Après Rennes, c’est à Nantes que Damien Guillon fait escale avec ses troupes du Banquet Céleste et le chœur de chambre Mélisme(s). Ils auront troqué l’acoustique intime de l’Opéra de Rennes pour celle ample et remarquable de la Cité des Congrès de la cité des Ducs de Bretagne. Des conditions idéales et un public venu en nombre pour assister à trois heures d’excellence musicale et interprétative.
La formation du jeune chef jouit d’une préparation sans faille, couronnée d’une exécution irréprochable qui donne à entendre un Bach sans ostentation, dans toutes ses dimensions. L’évidence frappe dans la juste balance des tempi, du contrepoint, des volumes et des masses qui transforme tour à tour cette Passion en pieuse cérémonie et en opéra baroque haut en couleurs. Le Banquet Céleste compte parmi ses rangs des solistes hors pair dont le dialogue permanent avec le plateau participe à cette interprétation protéiforme. Le chœur de chambre Mélisme(s) et la Maîtrise de Bretagne s’installent dans l’ensemble avec la même évidence et la même capacité à suivre Damien Guillon dans les méandres de l’œuvre et de ses stations : la véhémence du peuple avide de sang ou les louanges des suiveurs du Christ.
A une exception près, ce sont les mêmes chanteurs qu’à Rennes qui se présentent devant les Nantais. Zachary Wilder remplace au pied levé Juan Sancho en Evangéliste sans qu’il n’y paraisse rien. Il déploie un récit limpide, assis sur une diction précise, qui vient se colorer d’affects discrets au service de la scansion du drame. Edward Grint sert le Christ d’un timbre plutôt clair et d’une sobriété tout à propos.
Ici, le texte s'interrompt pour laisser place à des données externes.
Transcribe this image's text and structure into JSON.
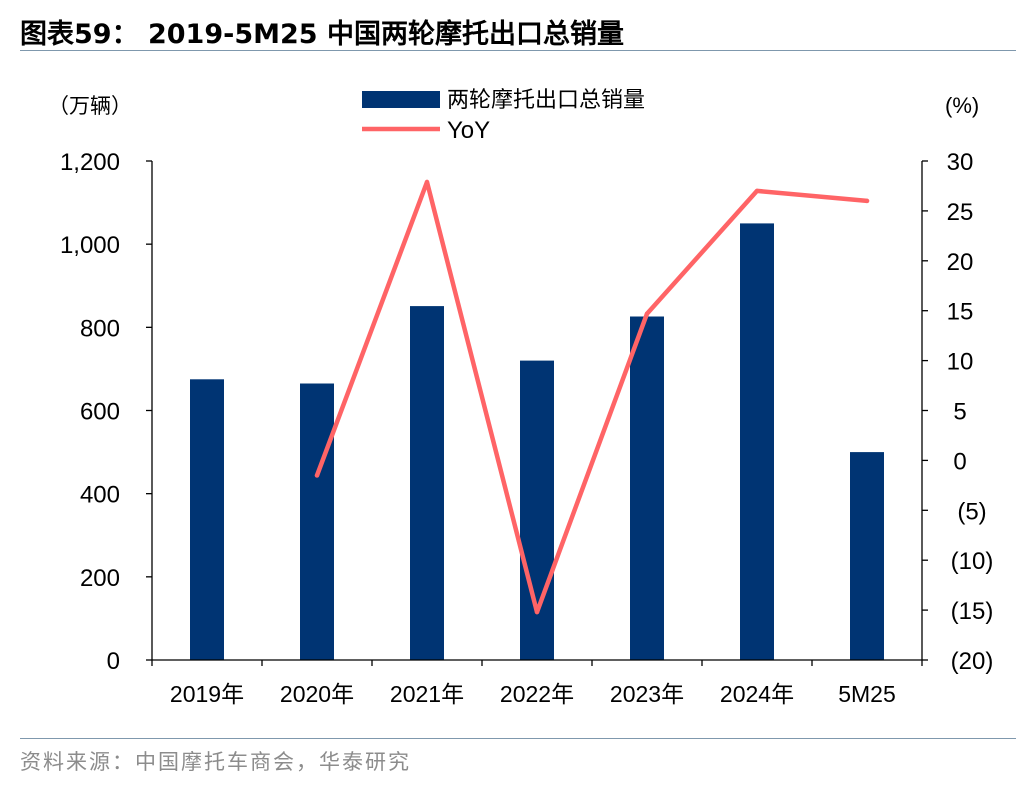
{
  "header": {
    "title": "图表59：  2019-5M25 中国两轮摩托出口总销量"
  },
  "footer": {
    "source": "资料来源：中国摩托车商会，华泰研究"
  },
  "colors": {
    "bar": "#003473",
    "line": "#ff6466",
    "rule": "#7f98ad",
    "source": "#8c8c8c"
  },
  "chart_data": {
    "type": "bar+line",
    "categories": [
      "2019年",
      "2020年",
      "2021年",
      "2022年",
      "2023年",
      "2024年",
      "5M25"
    ],
    "series": [
      {
        "name": "两轮摩托出口总销量",
        "type": "bar",
        "axis": "left",
        "values": [
          675,
          665,
          851,
          720,
          826,
          1050,
          500
        ]
      },
      {
        "name": "YoY",
        "type": "line",
        "axis": "right",
        "values": [
          null,
          -1.5,
          27.9,
          -15.2,
          14.7,
          27.0,
          26.0
        ]
      }
    ],
    "y_left": {
      "unit": "（万辆）",
      "min": 0,
      "max": 1200,
      "ticks": [
        0,
        200,
        400,
        600,
        800,
        1000,
        1200
      ],
      "tick_labels": [
        "0",
        "200",
        "400",
        "600",
        "800",
        "1,000",
        "1,200"
      ]
    },
    "y_right": {
      "unit": "(%)",
      "min": -20,
      "max": 30,
      "ticks": [
        -20,
        -15,
        -10,
        -5,
        0,
        5,
        10,
        15,
        20,
        25,
        30
      ],
      "tick_labels": [
        "(20)",
        "(15)",
        "(10)",
        "(5)",
        "0",
        "5",
        "10",
        "15",
        "20",
        "25",
        "30"
      ]
    },
    "legend": {
      "placement": "top-center"
    },
    "grid": false
  }
}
Paul-Antoine Bénos-Djian marque le plateau d’un sceau particulier : projection remarquable, technique chevronnée et qualités interprétatives variées font de chacune de ses interventions des moments suspendus qu’il tisse dans la trame narrative. Marco Saccardin passe de Pierre à Pilate avec une aisance confondante : la foi et les doutes du premier sont évoqués dans un des accents timides quand la morgue du second trouve son assise dans un volume généreux et un timbre sombre et mat. Chez les dames, Céline Scheen tient le soprano le plus exposé avec brio : le phrasé est élégant, le timbre fruité. Maïlys de Villoutreys et Blandine de Sansal, toutes deux très sensibles, complètent élégamment la distribution.